Yesterday's New York Times carried what journalists call a "thumb sucker" on foreign reporting. To those unfamiliar with the genre, that is a piece of navel gazing cut loose from any hard news peg. Call it a floating reflection on whatever the writer thinks of merit. See, These Days, No Reporting Behind a Nation's Back," New York Times, March 15, 2009).
The piece is about how the Internet has changed foreign reporting. Gone are the days when a reporter would file a piece, wait weeks for it to appear in print in his host country, and then move on to another topic. The Internet makes each story instantaneously accessible everywhere. This has changed reporting, perhaps for the worse.
One paragraph struck me to the core. It was about how the Internet can dumb down reporting and writing. Why? The Internet is a mirror: it is hard, sometimes, to avoid your own reflection.
"[I]n this new world it is easy to become addicted to the debate one stirs. The 'most e-mailed' lists, the blogs, the online comments -- these can tempt one to write what draws the most praise or at least the most noise." It can also become a source of great distraction, yielding a hermetically sealed world of fragmented images.
I have been writing opinion pieces for the past eight and one-half years. I write a weekly column for the Connecticut Law Tribune. Since early 2005, I've been on and off the blawgosphere. One rule I've learned the hard way is to avoid entangling debates with other bloggers.
When I first started writing columns for a legal newspaper, the reaction was immediate and powerful. There were nasty letters to the editor; members of the paper's advisory board resigned in protest; and, the state's judiciary cancelled subscriptions to the paper in the state's law libraries. I took a perverse sort of pleasure in all this. But when I read the comments people wrote, I was invariably hurt, angered or mystified. I'd find myself writing responses to them. And in so doing, I'd lose my focus; my voice became a mere bark. I resolved early on not to read letters and comments. My simple rule is to thank people for reading and move on.
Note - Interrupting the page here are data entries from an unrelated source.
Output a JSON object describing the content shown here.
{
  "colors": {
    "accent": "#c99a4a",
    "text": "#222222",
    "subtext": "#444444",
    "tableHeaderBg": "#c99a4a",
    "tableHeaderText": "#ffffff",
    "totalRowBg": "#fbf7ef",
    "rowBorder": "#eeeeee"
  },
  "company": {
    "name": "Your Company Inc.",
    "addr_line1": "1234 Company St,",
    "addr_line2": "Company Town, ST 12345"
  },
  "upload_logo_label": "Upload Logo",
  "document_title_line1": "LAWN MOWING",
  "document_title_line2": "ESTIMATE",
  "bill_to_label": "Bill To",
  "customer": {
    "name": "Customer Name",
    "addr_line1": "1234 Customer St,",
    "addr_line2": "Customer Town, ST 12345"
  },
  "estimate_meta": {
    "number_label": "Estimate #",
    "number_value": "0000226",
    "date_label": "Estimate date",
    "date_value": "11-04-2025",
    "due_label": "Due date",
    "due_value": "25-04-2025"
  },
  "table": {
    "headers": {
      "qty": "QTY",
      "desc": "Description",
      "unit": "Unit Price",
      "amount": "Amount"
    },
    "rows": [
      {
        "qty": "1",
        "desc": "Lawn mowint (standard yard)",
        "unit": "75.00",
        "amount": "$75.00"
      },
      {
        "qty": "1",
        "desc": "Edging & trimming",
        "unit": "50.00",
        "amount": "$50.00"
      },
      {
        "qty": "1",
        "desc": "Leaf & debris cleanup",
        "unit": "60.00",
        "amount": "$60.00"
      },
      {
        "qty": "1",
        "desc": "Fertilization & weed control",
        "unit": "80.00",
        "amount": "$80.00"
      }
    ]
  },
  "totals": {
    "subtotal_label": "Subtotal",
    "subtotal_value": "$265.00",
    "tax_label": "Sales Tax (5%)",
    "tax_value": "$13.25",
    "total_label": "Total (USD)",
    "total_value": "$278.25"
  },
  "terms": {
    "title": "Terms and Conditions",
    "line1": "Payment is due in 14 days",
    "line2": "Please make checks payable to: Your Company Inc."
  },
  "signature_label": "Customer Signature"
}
It is a rule I did not follow as a blogger, and it led me to leave the blawgosphere for a spell. I developed a fascination with the number of folks who read my page, and I started to wonder whether I could increase readership. I noticed that some pages linked to scores of other pages and engaged in something like a running debate with each person writing comments. I tossed a few bombs into the ether, provoking debates about topics in response to what I read elsewhere. The result was mere tedium for me, and I suspect, my readers. Indeed, one churlish cur took the time to figure out I Google my name regularly; he reported this as if it were a revelation.
People write for all sorts of reason. Some want to be popular. Others write with the hope of changing the opinion of others. I write because I enjoy expression and find the discipline bracing: If I focus on something for a spell, I find the object no longer enslaves. Once placed in perspective I am freed from thralldom and remain master of my own small realm.
From time to time, I am accused of being a bad sport on the Internet. I don't link to others enough. I don't respond to comments. I am not a good citizen. Guilty as charged, I say. I don't play well with others. I know that, and now, thanks to the Times, I know the fault is not entirely a shortcoming peculiar to me.